Governments and businesses, Ms. Chua explained, should worry instead about the European Union as complications of the sovereign debt crises there require a delicate balancing of various political interests.
Because of these, the bloc’s leadership has been slow to agree decisively on a solution.
EU officials meeting on Wednesday were expected to draw up a package that would involve a reduction of Greece‘s debt, recapitalization of European banks, boosting of the euro zone’s E440-billion fund to provide partial insurance for weak countries’ debt and pressuring Italy to embark on serious economic reforms.
Ms. Chua said possible outcomes can have dire consequences.
“Greece can voluntarily leave the euro zone…But if they [sic] leave, the euro zone’s credibility will crumble and this can encourage other countries to leave, leading to the collapse of the currency,” she said.
“If Greece stays but keeps violating fiscal measures required by the ECB (European Central Bank), they will pose a moral hazard to the euro zone. Ireland and Portugal can stop fiscal tightening measures, since they see Greece receiving money even if it doesn’t comply with them.”
Not that emerging economies have been completely insulated from Europe’s problems, which have started to affect global trade.
“In Asia, we’ve seen the biggest weakness posed by the electronics sector because of the fast inventory cycles of technology firms. We’ve seen that in South Korea, particularly, in the semiconductor and LCD (liquid crystal display) industries. The same is true for the Philippines, although it’s not as exposed because of the low value added of its electronics exports,” Ms. Chua said.

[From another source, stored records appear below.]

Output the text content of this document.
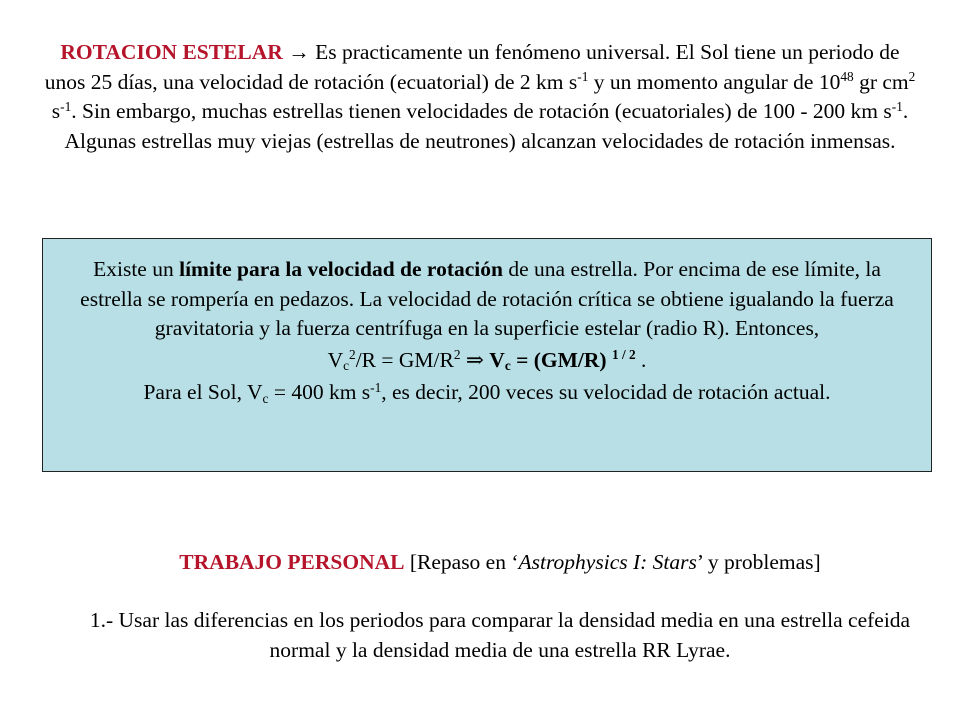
ROTACION ESTELAR → Es practicamente un fenómeno universal. El Sol tiene un periodo de unos 25 días, una velocidad de rotación (ecuatorial) de 2 km $s^{-1}$ y un momento angular de $10^{48}$ gr $cm^2$ $s^{-1}$. Sin embargo, muchas estrellas tienen velocidades de rotación (ecuatoriales) de 100 - 200 km $s^{-1}$. Algunas estrellas muy viejas (estrellas de neutrones) alcanzan velocidades de rotación inmensas.
Existe un límite para la velocidad de rotación de una estrella. Por encima de ese límite, la estrella se rompería en pedazos. La velocidad de rotación crítica se obtiene igualando la fuerza gravitatoria y la fuerza centrífuga en la superficie estelar (radio R). Entonces,
$V_c^2/R = GM/R^2$ ⇒ $V_c = (GM/R)$ $^{1 / 2}$ .
Para el Sol, $V_c = 400$ km $s^{-1}$, es decir, 200 veces su velocidad de rotación actual.
TRABAJO PERSONAL [Repaso en ‘Astrophysics I: Stars’ y problemas]
1.- Usar las diferencias en los periodos para comparar la densidad media en una estrella cefeida normal y la densidad media de una estrella RR Lyrae.
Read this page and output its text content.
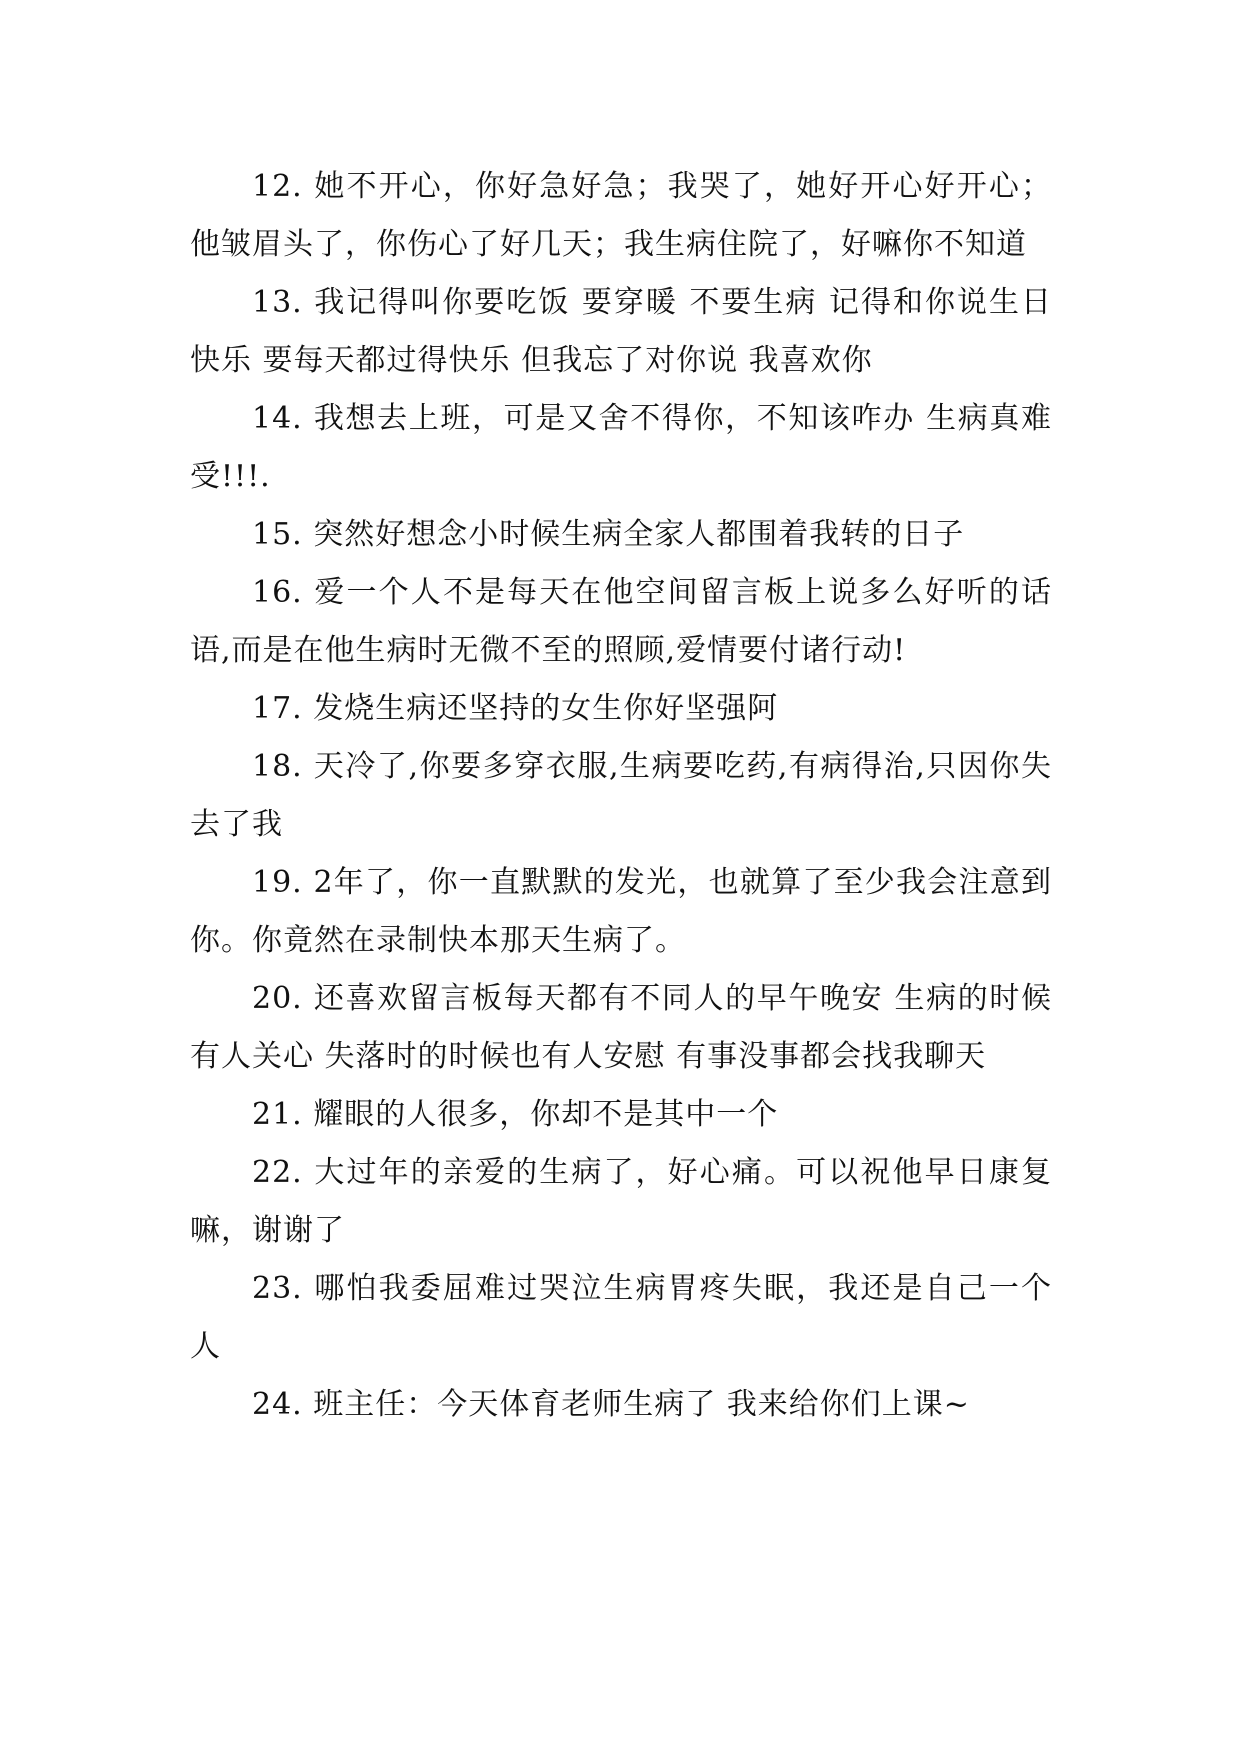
12. 她不开心，你好急好急；我哭了，她好开心好开心；他皱眉头了，你伤心了好几天；我生病住院了，好嘛你不知道

13. 我记得叫你要吃饭 要穿暖 不要生病 记得和你说生日快乐 要每天都过得快乐 但我忘了对你说 我喜欢你

14. 我想去上班，可是又舍不得你，不知该咋办 生病真难受!!!.

15. 突然好想念小时候生病全家人都围着我转的日子

16. 爱一个人不是每天在他空间留言板上说多么好听的话语,而是在他生病时无微不至的照顾,爱情要付诸行动!

17. 发烧生病还坚持的女生你好坚强阿

18. 天冷了,你要多穿衣服,生病要吃药,有病得治,只因你失去了我

19. 2年了，你一直默默的发光，也就算了至少我会注意到你。你竟然在录制快本那天生病了。

20. 还喜欢留言板每天都有不同人的早午晚安 生病的时候有人关心 失落时的时候也有人安慰 有事没事都会找我聊天

21. 耀眼的人很多，你却不是其中一个

22. 大过年的亲爱的生病了，好心痛。可以祝他早日康复嘛，谢谢了

23. 哪怕我委屈难过哭泣生病胃疼失眠，我还是自己一个人

24. 班主任：今天体育老师生病了 我来给你们上课~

“The effects in Asia have been very different for each country. Hong Kong, Singapore and China in a way are the most affected right now by Europe since these are financial centers. The southeast [Asia] has little exposure from the debt.”
The government has blamed uncertainty in the United States and Europe for the nearly flat 0.9% rise in merchandise exports to $33.308 billion in the eight months to August, involving four consecutive months of annual contractions; recent annual drops in electronics exports and imports; as well as the huge rise in gross outflows of foreign portfolio investments to $1.239 billion for the month of September, causing the first annual fall in net inflows – by -69.7% to just $149.68 million that same month – in 2011, so far.

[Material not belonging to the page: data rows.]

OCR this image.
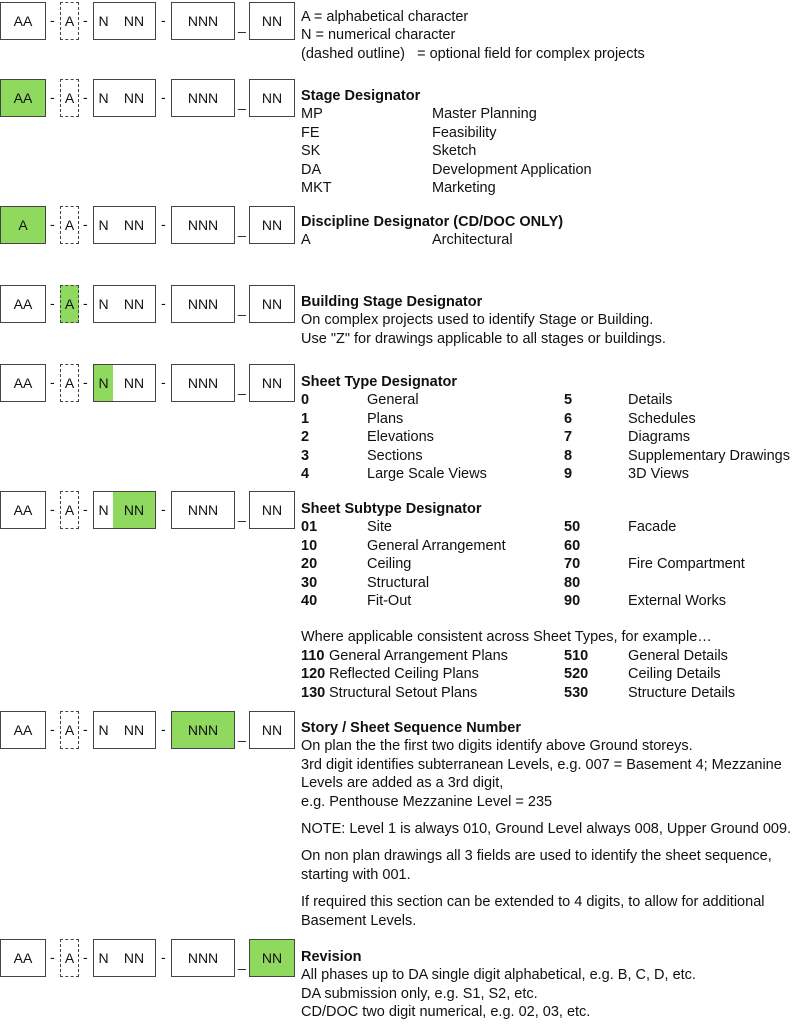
AA	- A - N	NN	-	NNN	_	NN	A = alphabetical character
N = numerical character
(dashed outline)   = optional field for complex projects
AA	- A - N	NN	-	NNN	_	NN	Stage Designator
MP	Master Planning
FE	Feasibility
SK	Sketch
DA	Development Application
MKT	Marketing
A	- A - N	NN	-	NNN	_	NN	Discipline Designator (CD/DOC ONLY)
A	Architectural
AA	- A - N	NN	-	NNN	_	NN	Building Stage Designator
On complex projects used to identify Stage or Building.
Use "Z" for drawings applicable to all stages or buildings.
AA	- A - N	NN	-	NNN	_	NN	Sheet Type Designator
0	General	5	Details
1	Plans	6	Schedules
2	Elevations	7	Diagrams
3	Sections	8	Supplementary Drawings
4	Large Scale Views	9	3D Views
AA	- A - N	NN	-	NNN	_	NN	Sheet Subtype Designator
01	Site	50	Facade
10	General Arrangement	60
20	Ceiling	70	Fire Compartment
30	Structural	80
40	Fit-Out	90	External Works
Where applicable consistent across Sheet Types, for example…
110 General Arrangement Plans	510	General Details
120 Reflected Ceiling Plans	520	Ceiling Details
130 Structural Setout Plans	530	Structure Details
AA	- A - N	NN	-	NNN	_	NN	Story / Sheet Sequence Number
On plan the the first two digits identify above Ground storeys.
3rd digit identifies subterranean Levels, e.g. 007 = Basement 4; Mezzanine
Levels are added as a 3rd digit,
e.g. Penthouse Mezzanine Level = 235
NOTE: Level 1 is always 010, Ground Level always 008, Upper Ground 009.
On non plan drawings all 3 fields are used to identify the sheet sequence,
starting with 001.
If required this section can be extended to 4 digits, to allow for additional
Basement Levels.
AA	- A - N	NN	-	NNN	_	NN	Revision
All phases up to DA single digit alphabetical, e.g. B, C, D, etc.
DA submission only, e.g. S1, S2, etc.
CD/DOC two digit numerical, e.g. 02, 03, etc.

At the same time, Ms. Chua advised the government to take advantage of its improved fiscal space.
The government reported on Wednesday that it posted a budget deficit of P52.994 billion in the nine months to September that was just a bit more than a tenth of the P234.35 billion programmed for that period.
Revenues rose by more than a tenth to P104.337 billion.
But expenditures, at P1.07 trillion, were still 7.31% less than the P1.155 trillion spent in the same period in 2010 and about P200 billion short of the P1.275-billion full-year program.
“The balance sheets of the Philippines have never been better coming into the global slowdown. The Philippines has a lot of room for fiscal stimulus. The question is whether the current administration can overcome its fiscal rigidity and accelerate infrastructure projects,” Ms. Chua said.
“The problems of the Philippines are quite glaring and obvious. It has one of the lowest GDP (gross domestic product) to investment ratios in Asia and the infrastructure is atrocious. The missing link is always infrastructure, which needs public-private partnerships, but the public sector in the Philippines is known to slow down these projects,” she explained.
The government launched late last year its centerpiece public-private partnership program, designed initially to boost spending on infrastructure that would spur economic activity nationwide. That program, however, has encountered long delays, caused purportedly by government reviews to make sure projects concerned will not be questioned later on.
“Now is the time to spend on infrastructure, when the global economy is shaky, to offset the slowdown and stimulate further domestic demand,” Ms. Chua said.
“If these infrastructure projects are done properly, the Philippines can easily become one of the more competitive economies in Asia.”